# Grouping and aggregating
Okay so now we're actually going to actually get statistics and information from our data set. 

- Aggregation: 'Aggregate' or 'sum' functions. We're going to get this data in a group, and get some kind of summary statistic from it. For example, the average cost of somethings, the maximum or minimum value from a group, or the idea of getting a certain value from each row, summing it up, and outputting it.

In [None]:
'''
1. Get the median salary by doing 'median' function on the 'ConvertedComp' series/column.
2. This goes through the data frame, and looks at all numerical series and calculates a median value for them.
3. This outputs summary statistics for all the numerical series. Giving us things such as count, mean, standard deviation, etc. You should know that the mean 
isn't as useful here, since our mean is so heavily affected by outliers due to strangely high salaries! Additionally, the 'count' value just counts the number
of rows that don't have 'NaN' or empty values (how many people answered the question).

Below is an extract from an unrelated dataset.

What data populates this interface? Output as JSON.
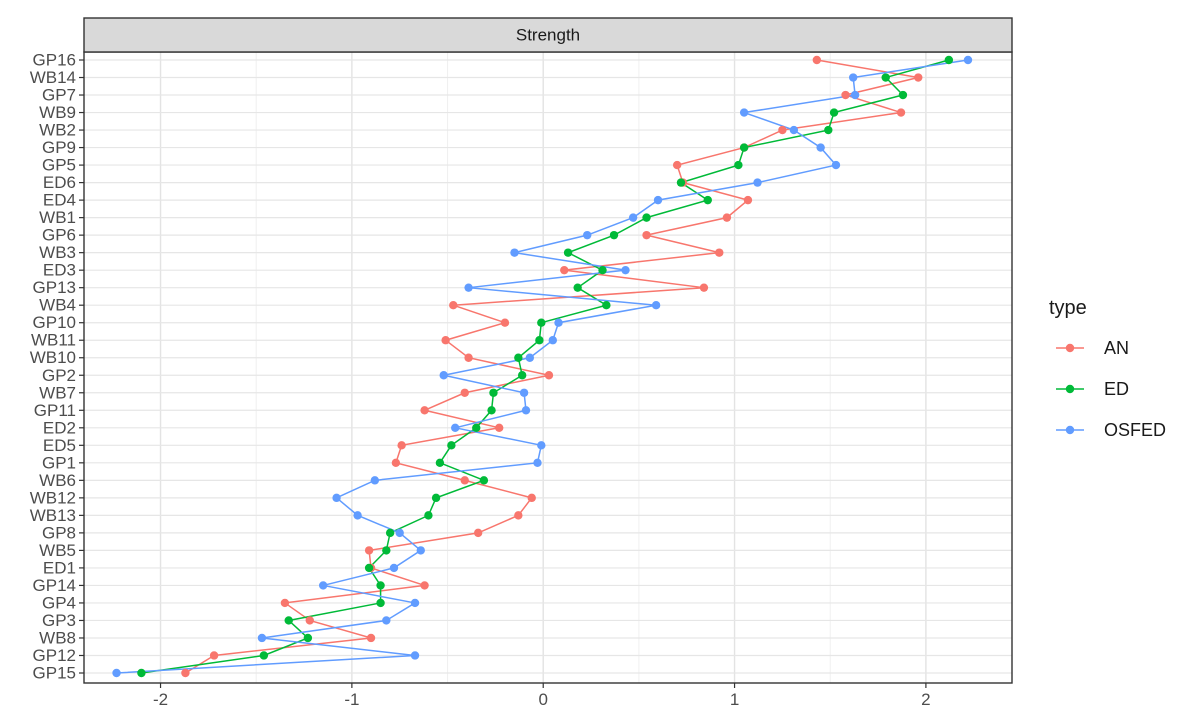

4. 'value_counts()' is kind of like groupby and sum. Basically here it gets all of the values from the series and puts them in boxes, 'Yes' or 'No' in this case. Then it counts the 
amount of values in those boxes. So for 'Yes' there's 71257, whilst 'No' has 17626.
5. Another example accessing the 'SocialMedia' column to see the social media that a person uses. So it'll put all of the series values in boxes such as 
'Twitter', 'Facebook', 'Instagram', etc. Then it counts the number of values in each box, which gives us back the distribution of social media platform usage.
If you don't want to see the integer counts for each 'box', then Pandas also allows you to see the percentages. 


'''
import pandas as pd
csvPath = "../data/survey_results_public.csv"
df = pd.read_csv(csvPath)

# 1.
df['ConvertedComp'].median()

# 2.
df.median()

# 3.
df.describe() 
df["ConvertedComp"].count() # 55823, returns the number of people who put a salary and answered the question
# 4.
df["Hobbyist"].value_counts()
# 5.
df["SocialMedia"].value_counts(normalize=True)

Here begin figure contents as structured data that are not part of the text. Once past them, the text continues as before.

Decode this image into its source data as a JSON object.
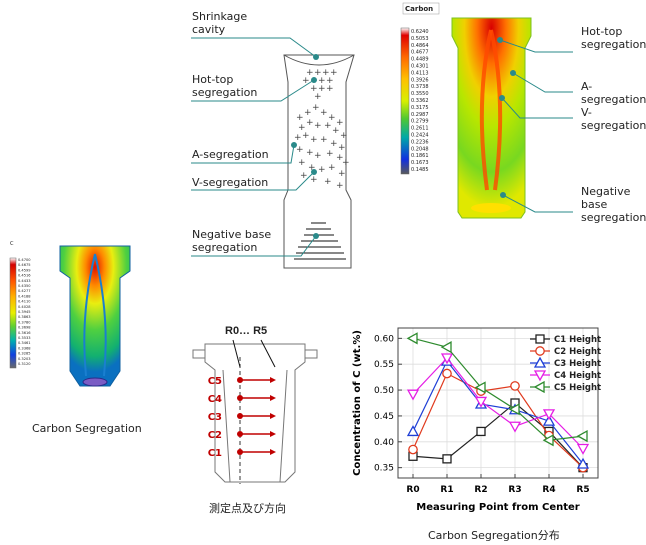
{
  "small_casting": {
    "legend_title": "C",
    "legend_values": [
      "0.4700",
      "0.4675",
      "0.4599",
      "0.4516",
      "0.4433",
      "0.4350",
      "0.4277",
      "0.4188",
      "0.4110",
      "0.4028",
      "0.3945",
      "0.3863",
      "0.3780",
      "0.3698",
      "0.3616",
      "0.3533",
      "0.3461",
      "0.3368",
      "0.3285",
      "0.3203",
      "0.3120"
    ],
    "caption": "Carbon Segregation"
  },
  "schematic": {
    "labels": {
      "shrinkage": [
        "Shrinkage",
        "cavity"
      ],
      "hottop": [
        "Hot-top",
        "segregation"
      ],
      "aseg": "A-segregation",
      "vseg": "V-segregation",
      "negbase": [
        "Negative base",
        "segregation"
      ]
    }
  },
  "contour": {
    "legend_title": "Carbon",
    "legend_values": [
      "0.6240",
      "0.5053",
      "0.4864",
      "0.4677",
      "0.4489",
      "0.4301",
      "0.4113",
      "0.3926",
      "0.3738",
      "0.3550",
      "0.3362",
      "0.3175",
      "0.2987",
      "0.2799",
      "0.2611",
      "0.2424",
      "0.2236",
      "0.2048",
      "0.1861",
      "0.1673",
      "0.1485"
    ],
    "labels": {
      "hottop": [
        "Hot-top",
        "segregation"
      ],
      "aseg": "A-segregation",
      "vseg": "V-segregation",
      "negbase": [
        "Negative base",
        "segregation"
      ]
    }
  },
  "measure": {
    "title": "R0… R5",
    "points": [
      "C5",
      "C4",
      "C3",
      "C2",
      "C1"
    ],
    "caption": "測定点及び方向"
  },
  "chart_data": {
    "type": "line",
    "categories": [
      "R0",
      "R1",
      "R2",
      "R3",
      "R4",
      "R5"
    ],
    "xlabel": "Measuring Point from Center",
    "ylabel": "Concentration of C (wt.%)",
    "ylim": [
      0.33,
      0.62
    ],
    "yticks": [
      "0.35",
      "0.40",
      "0.45",
      "0.50",
      "0.55",
      "0.60"
    ],
    "ytick_values": [
      0.35,
      0.4,
      0.45,
      0.5,
      0.55,
      0.6
    ],
    "legend_position": "top-right",
    "series": [
      {
        "name": "C1 Height",
        "color": "#222222",
        "marker": "square",
        "values": [
          0.372,
          0.367,
          0.42,
          0.475,
          0.42,
          0.35
        ]
      },
      {
        "name": "C2 Height",
        "color": "#e03a1e",
        "marker": "circle",
        "values": [
          0.385,
          0.532,
          0.498,
          0.508,
          0.412,
          0.35
        ]
      },
      {
        "name": "C3 Height",
        "color": "#1f3fd6",
        "marker": "triangle-up",
        "values": [
          0.42,
          0.556,
          0.473,
          0.462,
          0.44,
          0.357
        ]
      },
      {
        "name": "C4 Height",
        "color": "#e51ee5",
        "marker": "triangle-down",
        "values": [
          0.492,
          0.562,
          0.478,
          0.43,
          0.454,
          0.387
        ]
      },
      {
        "name": "C5 Height",
        "color": "#2e8b2e",
        "marker": "triangle-left",
        "values": [
          0.6,
          0.583,
          0.505,
          0.463,
          0.403,
          0.411
        ]
      }
    ],
    "caption": "Carbon Segregation分布"
  }
}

# 6. Separate values in boxes based on the 'Country', then tallies them up; Remember this is only on a series, so the entire rows aren't boxed up
df["Country"].value_counts()

# 7. This puts the rows into groups/boxes based on their 'Country' values. Exactly how it works in SQL as well.
# So this is a data-frame groupby object
countryGroups = df.groupBy(["Country"])

'''
8. Get all rows (data frame) that have the country "United States"; however you could also achieve the same thing with a filter. However 
the advantage here is that we've done this with all countries.
'''
countryGroups.get_group("United States");

'''
9. Starting small, let's find the most popular social medias 
for the united states. 
'''
countryFilter = df["Country"] == "United States"
df.loc[countryFilter]["SocialMedia"].value_counts()

'''
10. Now let's apply a function to all of those country groups. We want 
to find out the most popular social media per country. Now for every country
group, we're counting the and recording the different values for social media and tallying 
them up! So remember that the 'indexes' here are the 'Country' values e.g.
'India', 'United States', etc.


'''
countryGroups["SocialMedia"].value_counts().loc["United States"]

'''
11. So we get the median value of the 'ConvertedComp' for each country group. We are 
then returned a series with indices of Countries and values in the series being the median values.
As a result we're able to get the median 'ConvertedComp' for the country group of 'Germany'
'''
countryGroups["ConvertedComp"].median().loc["Germany"]

'''
12. Let's move back to the string methods. Get all rows for India. Then 
we should get back a series of booleans for how many people use Python.
Then do a .sum()

'''
indiaFilter = df["Country"] == "India"
indiaDf = df.loc[indiaFilter]
indiaDf["LanguagesWorkedWith"].str.contains("Python").sum() # This returns a 'SeriesGroupBy'